Hier soir, un nouveau phénomène a émergé: l'élection de quatre équipes indépendantes à Lachine, LaSalle, Outremont et Anjou. Toutes dirigées par d'anciens d'Union Montréal, parti de Gérald Tremblay. Ils ont préféré faire cavalier seul. Ces arrondissements ont un autre point en commun: ce sont d'anciennes villes de banlieue. On assiste à un repli, comme si ces arrondissements tournaient le dos à Montréal et préféraient défendre leur petit carré de terrain. Décourageant.

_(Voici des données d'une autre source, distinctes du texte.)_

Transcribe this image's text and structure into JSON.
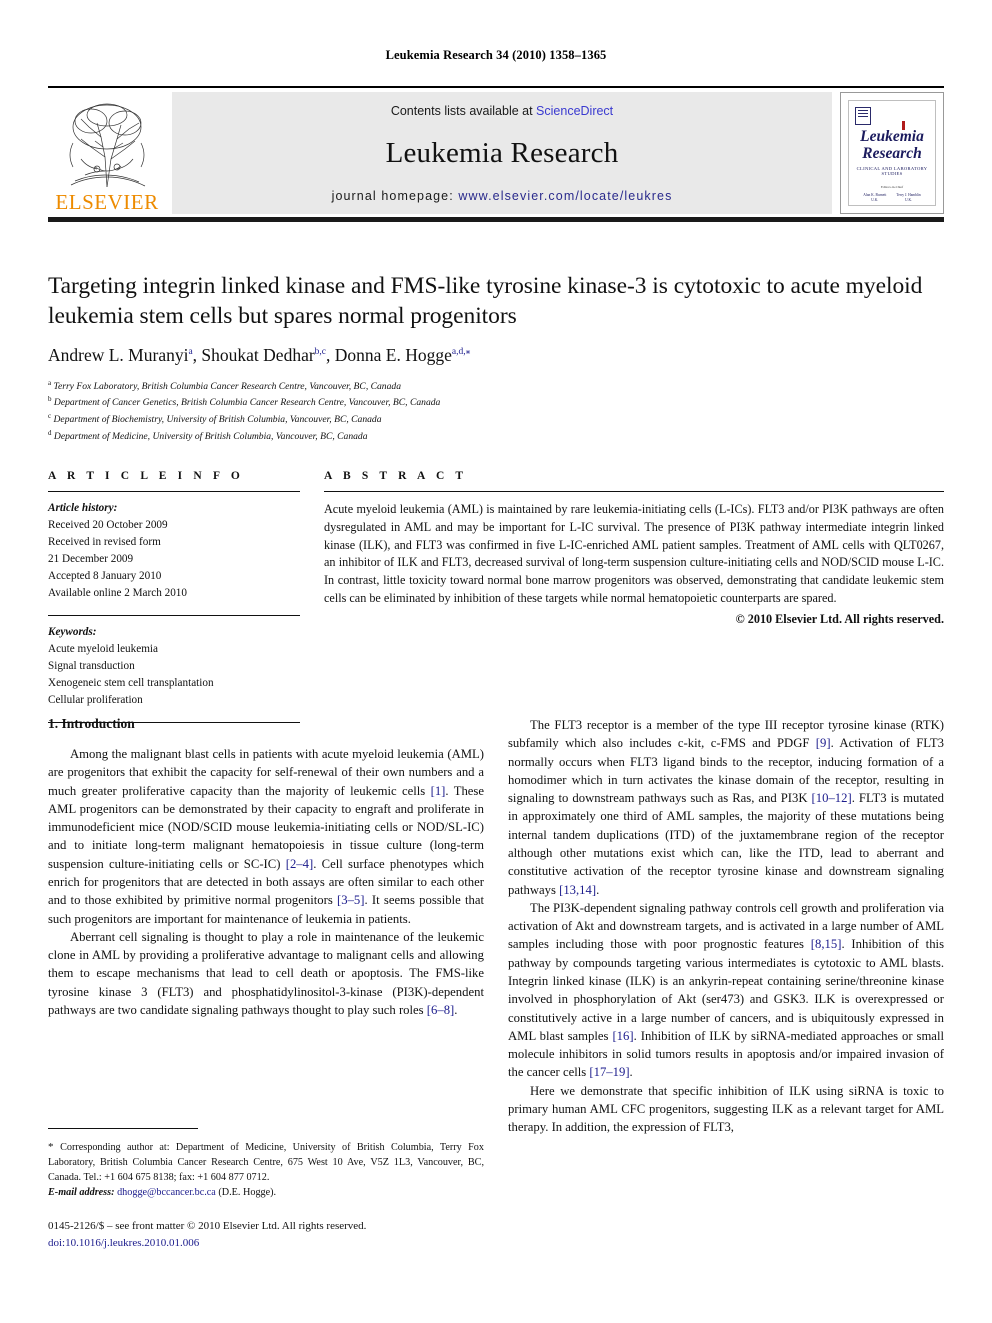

Ils ne sont pas les seuls survivants d'Union Montréal qui ont été réélus. De grosses pointures qui avaient rejoint Coderre ont gagné haut la main: Alan DeSousa et Michel Bissonnet, même si ses liens étroits avec la famille Catania et des entrepreneurs nommés devant la commission Charbonneau ont été étalés dans les journaux. Tous des gens qui détenaient un poste important sous Gérald Tremblay. Des gens qui n'ont rien vu, rien dit pendant des années et qui se sont empressés de quitter le navire quand Gérald Tremblay a démissionné. Denis Coderrre les a accueillis à bras ouverts.

Les Montréalais n'ont donc rien retenu des leçons de la commission Charbonneau?